Regarding the health impacts of the soy its self Dr Kaayla Daniel, nutritionist and author of The Whole Soy Story is very concerned. 'Thousands of studies link soy to malnutrition, digestive distress, thyroid problems, cognitive decline, reproductive disorders, immune system breakdown, even heart disease and cancer,’ she argues. ‘Possible benefits are far outweighed by proven risks.'
Many people will argue that soy has been eaten in many countries in Asia for a long time with no health problems but this is misleading.
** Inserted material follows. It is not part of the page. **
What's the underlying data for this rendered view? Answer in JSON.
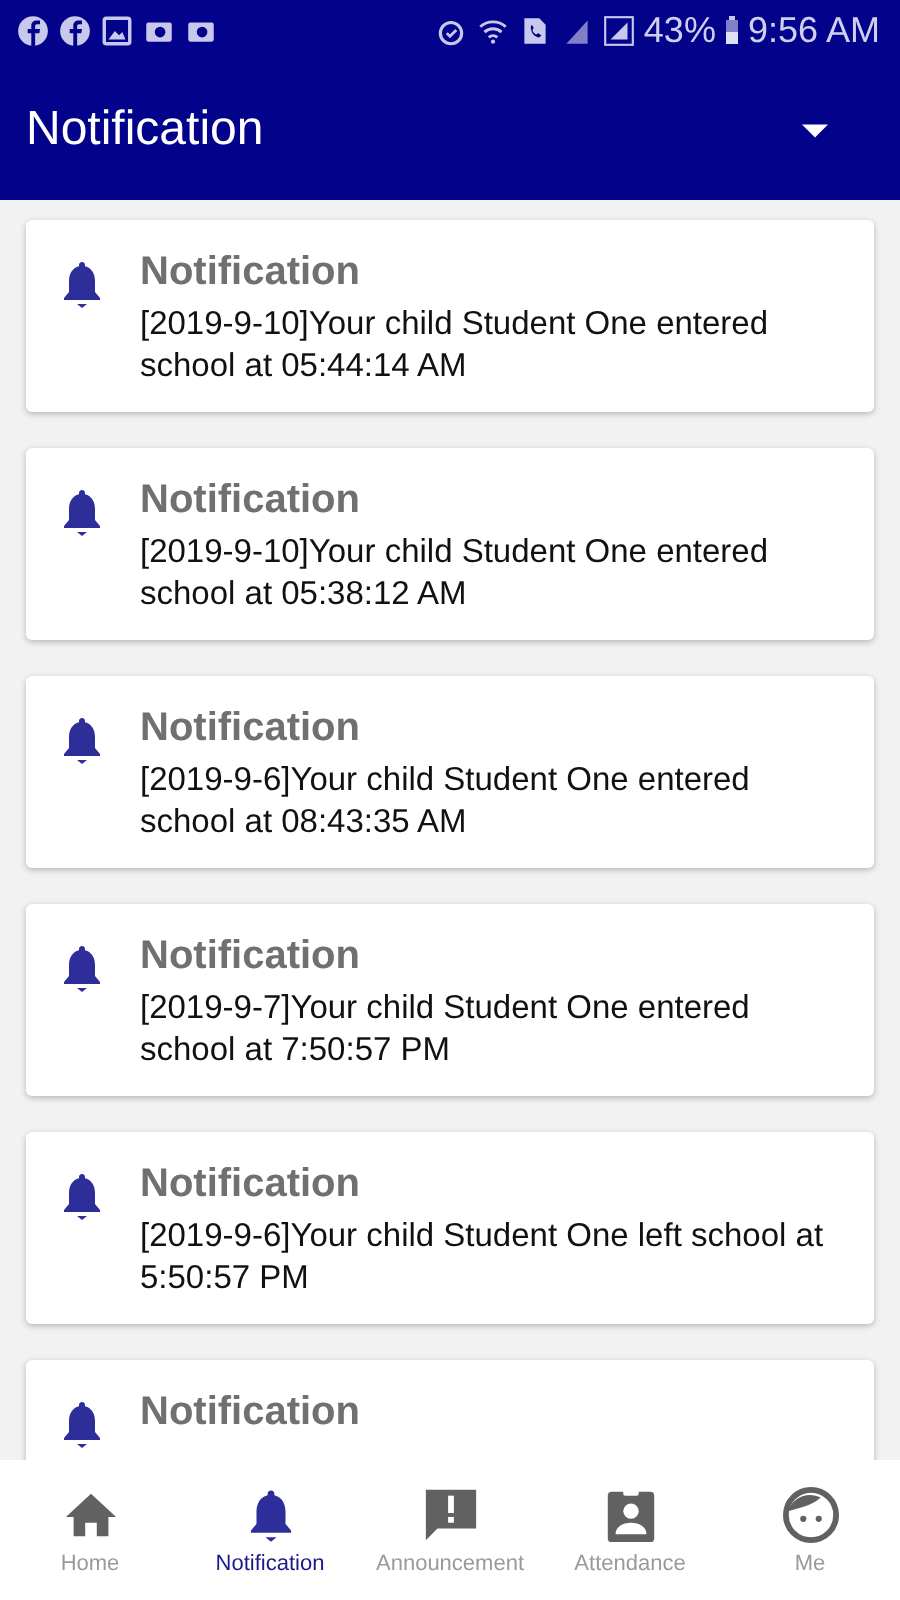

Much of the soy consumed in the far east is fermented in some way to make foods like tempeh, natto and tamari and average consumption of soy foods in Japan and China is 10 grams (about 2 teaspoons) per day. Asians consume soy foods in small amounts as a condiment, and not as a replacement for animal foods.
Most modern soy foods are not fermented to neutralize toxins in soybeans. They are processed in a way that denatures proteins and increases levels of carcinogens.
Many meat substitutes such as The Impossible Burger contain measurable amounts of Glyphosate in their products as a result of using GMO soy, meaning their customers are directly ingesting this chemical.
The levels of glyphosate detected in the Impossible burger by Health Research Institute Laboratories were 11 X higher than the Beyond Meat Burger. The total result (glyphosate and its break down AMPA) was 11.3 ppb.
So why are we so worked up about this as an online butcher in the UK?
At Ethical Butcher, we contrast millions of hectares around the world growing a single crop being sprayed with weed-killer so that nothing else can live, to a field of diverse organic pasture with a complex ecosystem with many trophic levels.